Título Original:  Murder on the Orient Express Lançamento:  30 de novembro de 2017  Direção: Kenneth Branagh Roteiro: Michael Green baseado no livro de Agatha Christie Elenco: Penélope Cruz, Michelle Pfeiffer, Kenneth Branagh, Daisy Ridley, Judi Dench, Johnny Depp, Josh Gad, Leslie Odom Jr, Willem Dafoe, Derek Jacobi, Lucy Boynton, Olivia Colman, Tom Bateman, Sergei Polunin e Marwan Kenzari Nacionalidade: EUA Gênero: Suspense, mistério, drama
7.0
Pros
Interpretações, Fotografia
Cons
O timimg no terceiro ato

Adaptação do livro lançado em 1934, de Agatha Christie, uma das mais famosas escritoras do mundo e considerada a “Rainha do Crime” por sua habilidade de construir tramas ricas em suspense, mistério e elementos que deixam os leitores afoitos por mais, chega hoje aos cinemas nacionais, Assassinato no Expresso do Oriente.

Dirigido por Kenneth Branagh, que também traz a vida o confiante e astuto detetive Hercule Poirot, o longa é uma adaptação que não decepciona, para quem assim como eu leu o livro. Logicamente, há que se considerar as diferenças em cada linguagem, contudo todos aqueles detalhes e elementos interessantes e instigantes estão lá e as pequenas alterações agregam valor à história que já é muito boa. Provavelmente apenas um trecho mais ao fim, pudesse ter sido conduzido mais suavemente, entretanto o diretor e protagonista optou por inserir de forma desnecessária e abrupta algumas informações do livro, entretanto nada que macule o seu êxito no desenvolvimento da produção.

A paleta de cores traz uma aura clássica que a trama exige, e de alguma forma permite a sensação de uma narrativa sendo contada enquanto cada personagem vai surgindo de um antigo álbum com suas fotografias repletas de mensagens e pistas do que foi vivido há tanto tempo, que não se é possível mensurar. Um tempo escondido no próprio tempo. O vagão que é a principal locação, também é utilizado para evidenciar todas essas camadas e segredos que permeiam cada um deles, sendo recorrente as cenas em que os reflexos das janelas ou espelhos transformam o personagem em 3 ou quatro versões de si.

As atuações são coesas, mesmo as mais comedidas permitem a aproximação que o espectador necessita para se conectar com a história contada, mas sem dúvida, Michelle Pfeiffer habilmente se destaca entre o todo, ela consegue ser muito natural e suas expressões são capazes de prender à atenção do espectador. Não há como não mencionar, que embora numa passagem breve, Johnny Depp oferece uma atuação expressiva, de cara mais limpa, sem ser caricato ou que se assemelhe à outra coisa que não o que está sendo apresentado ali, naquele momento e ao que condiz com o enredo. Daisy Ridley também tem um desempenho interessante, suas falas são carregadas de uma acidez e inteligência pertinentes, enquanto o olhar transborda um pesar de quem ainda revive frequentemente acontecimentos dolorosos.

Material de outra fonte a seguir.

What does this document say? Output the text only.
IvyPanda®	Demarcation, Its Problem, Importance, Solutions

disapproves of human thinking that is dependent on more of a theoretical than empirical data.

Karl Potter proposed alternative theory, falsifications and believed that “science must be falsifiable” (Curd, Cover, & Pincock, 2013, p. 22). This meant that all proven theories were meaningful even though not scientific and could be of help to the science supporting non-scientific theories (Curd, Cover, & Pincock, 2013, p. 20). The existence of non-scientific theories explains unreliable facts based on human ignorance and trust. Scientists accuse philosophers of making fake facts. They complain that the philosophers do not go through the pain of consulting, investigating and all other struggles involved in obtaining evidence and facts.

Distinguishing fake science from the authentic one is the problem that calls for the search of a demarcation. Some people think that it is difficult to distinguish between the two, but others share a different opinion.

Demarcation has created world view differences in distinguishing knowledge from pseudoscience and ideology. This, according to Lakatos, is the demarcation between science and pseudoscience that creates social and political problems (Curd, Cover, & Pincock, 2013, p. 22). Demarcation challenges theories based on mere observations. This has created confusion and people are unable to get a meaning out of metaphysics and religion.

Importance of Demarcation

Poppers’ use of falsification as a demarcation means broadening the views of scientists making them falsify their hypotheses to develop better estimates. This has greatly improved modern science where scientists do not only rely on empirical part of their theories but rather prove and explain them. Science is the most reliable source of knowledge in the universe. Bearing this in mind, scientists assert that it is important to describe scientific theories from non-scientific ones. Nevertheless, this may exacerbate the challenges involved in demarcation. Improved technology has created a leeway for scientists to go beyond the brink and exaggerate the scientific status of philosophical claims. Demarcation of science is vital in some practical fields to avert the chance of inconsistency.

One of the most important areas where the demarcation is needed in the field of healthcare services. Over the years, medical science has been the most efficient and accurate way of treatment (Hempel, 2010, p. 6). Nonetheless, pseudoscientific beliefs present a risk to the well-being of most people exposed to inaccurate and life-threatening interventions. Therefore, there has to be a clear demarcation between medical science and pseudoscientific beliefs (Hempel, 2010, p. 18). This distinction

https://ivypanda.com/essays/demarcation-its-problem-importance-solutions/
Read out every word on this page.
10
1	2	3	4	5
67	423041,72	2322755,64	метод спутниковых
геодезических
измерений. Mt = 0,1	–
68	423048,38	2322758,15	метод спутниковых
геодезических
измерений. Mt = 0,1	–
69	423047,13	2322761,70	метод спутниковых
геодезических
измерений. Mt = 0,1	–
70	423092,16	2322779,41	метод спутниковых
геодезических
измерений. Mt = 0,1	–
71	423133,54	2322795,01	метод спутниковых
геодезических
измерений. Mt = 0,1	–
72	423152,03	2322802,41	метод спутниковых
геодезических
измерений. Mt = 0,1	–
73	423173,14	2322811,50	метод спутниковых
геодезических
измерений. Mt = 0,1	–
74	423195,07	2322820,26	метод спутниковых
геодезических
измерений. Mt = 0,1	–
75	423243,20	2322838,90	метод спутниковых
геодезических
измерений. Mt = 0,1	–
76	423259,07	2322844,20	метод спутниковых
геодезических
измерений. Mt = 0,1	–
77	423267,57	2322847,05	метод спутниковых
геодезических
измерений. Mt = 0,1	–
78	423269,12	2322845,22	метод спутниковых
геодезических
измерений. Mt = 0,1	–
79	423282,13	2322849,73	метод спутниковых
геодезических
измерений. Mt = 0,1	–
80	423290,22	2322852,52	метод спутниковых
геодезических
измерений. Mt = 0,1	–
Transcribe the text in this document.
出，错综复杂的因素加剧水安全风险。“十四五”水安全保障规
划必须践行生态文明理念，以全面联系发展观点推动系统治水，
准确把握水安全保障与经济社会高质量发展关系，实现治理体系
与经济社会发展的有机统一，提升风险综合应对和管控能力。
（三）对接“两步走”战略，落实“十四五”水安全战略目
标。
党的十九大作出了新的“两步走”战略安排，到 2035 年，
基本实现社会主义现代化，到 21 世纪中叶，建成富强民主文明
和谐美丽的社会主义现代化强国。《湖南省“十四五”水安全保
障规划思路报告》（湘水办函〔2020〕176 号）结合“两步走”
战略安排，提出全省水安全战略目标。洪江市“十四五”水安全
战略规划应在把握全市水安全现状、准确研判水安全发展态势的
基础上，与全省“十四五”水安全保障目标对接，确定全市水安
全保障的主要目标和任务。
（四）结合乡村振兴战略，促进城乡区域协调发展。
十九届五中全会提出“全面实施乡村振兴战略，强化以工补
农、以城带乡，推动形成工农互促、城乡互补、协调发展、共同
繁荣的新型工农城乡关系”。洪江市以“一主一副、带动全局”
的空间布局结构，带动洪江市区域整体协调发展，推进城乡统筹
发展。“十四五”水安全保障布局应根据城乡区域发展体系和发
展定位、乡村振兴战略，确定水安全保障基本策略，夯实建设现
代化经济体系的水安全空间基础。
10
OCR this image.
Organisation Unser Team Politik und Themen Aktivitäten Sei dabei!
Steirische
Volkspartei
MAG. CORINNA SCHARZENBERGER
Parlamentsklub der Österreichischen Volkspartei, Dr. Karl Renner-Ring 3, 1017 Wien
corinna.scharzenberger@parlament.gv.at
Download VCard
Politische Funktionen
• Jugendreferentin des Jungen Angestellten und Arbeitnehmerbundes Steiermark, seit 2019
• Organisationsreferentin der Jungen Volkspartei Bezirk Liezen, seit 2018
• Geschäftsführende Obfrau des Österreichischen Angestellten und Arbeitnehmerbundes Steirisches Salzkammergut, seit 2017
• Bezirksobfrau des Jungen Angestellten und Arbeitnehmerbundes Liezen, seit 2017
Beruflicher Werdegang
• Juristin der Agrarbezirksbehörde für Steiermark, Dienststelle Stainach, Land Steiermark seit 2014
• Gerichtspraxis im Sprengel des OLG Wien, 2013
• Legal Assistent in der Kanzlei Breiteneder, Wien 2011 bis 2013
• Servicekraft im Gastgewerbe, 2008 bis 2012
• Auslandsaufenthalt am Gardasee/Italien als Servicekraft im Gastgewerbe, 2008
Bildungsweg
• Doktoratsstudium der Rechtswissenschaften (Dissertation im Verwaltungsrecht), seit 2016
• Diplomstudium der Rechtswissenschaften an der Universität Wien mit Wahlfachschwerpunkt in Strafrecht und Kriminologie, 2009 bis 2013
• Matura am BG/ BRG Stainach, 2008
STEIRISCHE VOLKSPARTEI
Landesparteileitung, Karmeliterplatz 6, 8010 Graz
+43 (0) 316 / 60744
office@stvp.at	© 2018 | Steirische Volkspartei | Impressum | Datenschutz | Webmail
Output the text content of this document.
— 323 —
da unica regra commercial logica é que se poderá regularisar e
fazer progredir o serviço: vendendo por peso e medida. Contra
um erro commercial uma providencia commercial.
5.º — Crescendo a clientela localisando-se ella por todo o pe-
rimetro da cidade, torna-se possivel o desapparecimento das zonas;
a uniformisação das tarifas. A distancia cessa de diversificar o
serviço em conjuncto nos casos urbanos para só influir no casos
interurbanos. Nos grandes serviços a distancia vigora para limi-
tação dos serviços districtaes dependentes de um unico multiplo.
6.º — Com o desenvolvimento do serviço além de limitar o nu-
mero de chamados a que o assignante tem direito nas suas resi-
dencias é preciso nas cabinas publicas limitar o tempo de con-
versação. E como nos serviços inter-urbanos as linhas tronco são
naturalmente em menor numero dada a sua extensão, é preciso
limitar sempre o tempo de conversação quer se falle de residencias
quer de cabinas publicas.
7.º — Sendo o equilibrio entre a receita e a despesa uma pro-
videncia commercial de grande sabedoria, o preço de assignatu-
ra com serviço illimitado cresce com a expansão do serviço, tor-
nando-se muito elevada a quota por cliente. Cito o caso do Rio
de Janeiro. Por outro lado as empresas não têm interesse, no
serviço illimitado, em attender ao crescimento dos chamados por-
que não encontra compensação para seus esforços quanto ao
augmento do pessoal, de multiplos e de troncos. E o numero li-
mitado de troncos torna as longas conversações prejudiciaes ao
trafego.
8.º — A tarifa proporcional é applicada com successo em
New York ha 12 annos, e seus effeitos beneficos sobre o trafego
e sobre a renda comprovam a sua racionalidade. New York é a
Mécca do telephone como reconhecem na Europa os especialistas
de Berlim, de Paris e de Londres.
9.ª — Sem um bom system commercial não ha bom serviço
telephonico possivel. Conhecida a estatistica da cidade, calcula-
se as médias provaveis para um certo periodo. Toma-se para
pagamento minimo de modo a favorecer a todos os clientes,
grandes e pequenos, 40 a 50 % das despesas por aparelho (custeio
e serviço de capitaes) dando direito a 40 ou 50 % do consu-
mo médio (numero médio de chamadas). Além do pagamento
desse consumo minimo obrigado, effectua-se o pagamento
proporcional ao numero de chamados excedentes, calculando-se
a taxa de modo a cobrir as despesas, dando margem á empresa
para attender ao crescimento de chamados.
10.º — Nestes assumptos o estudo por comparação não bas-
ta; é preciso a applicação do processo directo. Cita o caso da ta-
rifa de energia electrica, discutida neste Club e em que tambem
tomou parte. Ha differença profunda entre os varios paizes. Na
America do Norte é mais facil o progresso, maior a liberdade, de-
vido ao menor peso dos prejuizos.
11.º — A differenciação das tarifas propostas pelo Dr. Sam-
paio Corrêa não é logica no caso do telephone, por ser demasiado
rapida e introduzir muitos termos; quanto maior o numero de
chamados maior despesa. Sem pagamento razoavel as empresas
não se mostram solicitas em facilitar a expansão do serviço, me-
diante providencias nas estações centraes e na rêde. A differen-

Kenneth Branagh, teve sucesso na maneira que decidiu dispor e guiar cada peça que concebia o todo. Sua atuação também foi crível e ele acrescentou um tom mais irônico, divertido e até mesmo mais sensível para o personagem, considerando apenas o que Agatha compartilha sobre ele nesta obra, visto que ele é um personagem recorrente de outros romances da autora. E finalizando, ele ainda difunde uma mensagem de menos acusação e mais compreensão, menos racionalidade e mais afeto, pois nem sempre é tudo tão óbvio, objetivo e definido. Há muito mais por trás  daquilo que se pode ver ou identificar, e geralmente é preciso mais que razão para compreender ou decidir algo.